Tracking an album live can be a lot of fun or a lot of stress (or both). What was your experience recording Summer Honey? Would you like to record again like this?

I think the live tracking was super fun because it really captured what we wanted, which was our live sound. We were really looking for raw live sound, so what you hear on the record is what we sound like live. And being in the middle of Appalachia like that was awesome because of the lack of distraction there was. It felt like we could focus on getting exactly what we were looking for in that sense. We loved that style a lot or recorded a ton, but when it comes to doing it again, I think there’s always room to grow and improve from what we’ve learned in this process. recording.

Lots of multi-instrumentalists in the band. Is there an instrument you can’t walk past without playing?

Russick plays the most instruments in the band and no, there’s always something in this guy’s hands. Practice and play constantly. But that’s what makes him so talented and his ability to play so many different instruments.

What is the songwriting process like for Shovelin Stone?
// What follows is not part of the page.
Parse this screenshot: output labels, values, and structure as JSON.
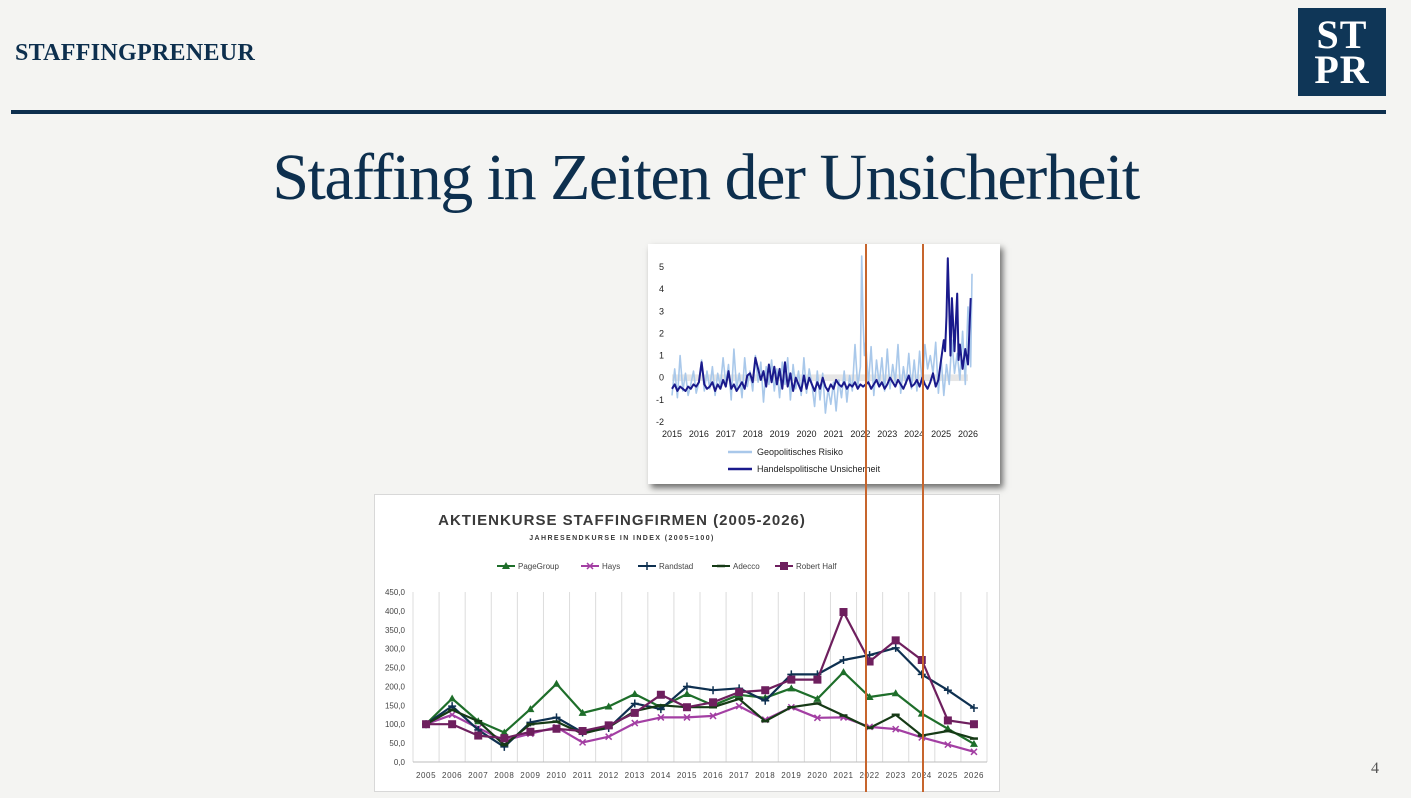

This songwriting process starts with me (Makenzie) working on the words and chords. Then I bring it to the band to see if first they like the song and then what they can add too, whether it’s the timing or the structure or even the breaks. We say it’s like I draw the outline in the coloring book and then we color it as a group.

Is there a track on the album that you’re particularly proud of?

I can’t speak for the band but I would say we’re all pretty proud of the song Note To Self. This song is really fun for us to play live and has a lot of dynamics with its ups and downs and chants at the end. The message behind it is just to relax more or less in life, not to be so judgmental and just try to be nice to each other. I think overall we made a really fun record and we were thrilled that it was finally making its debut!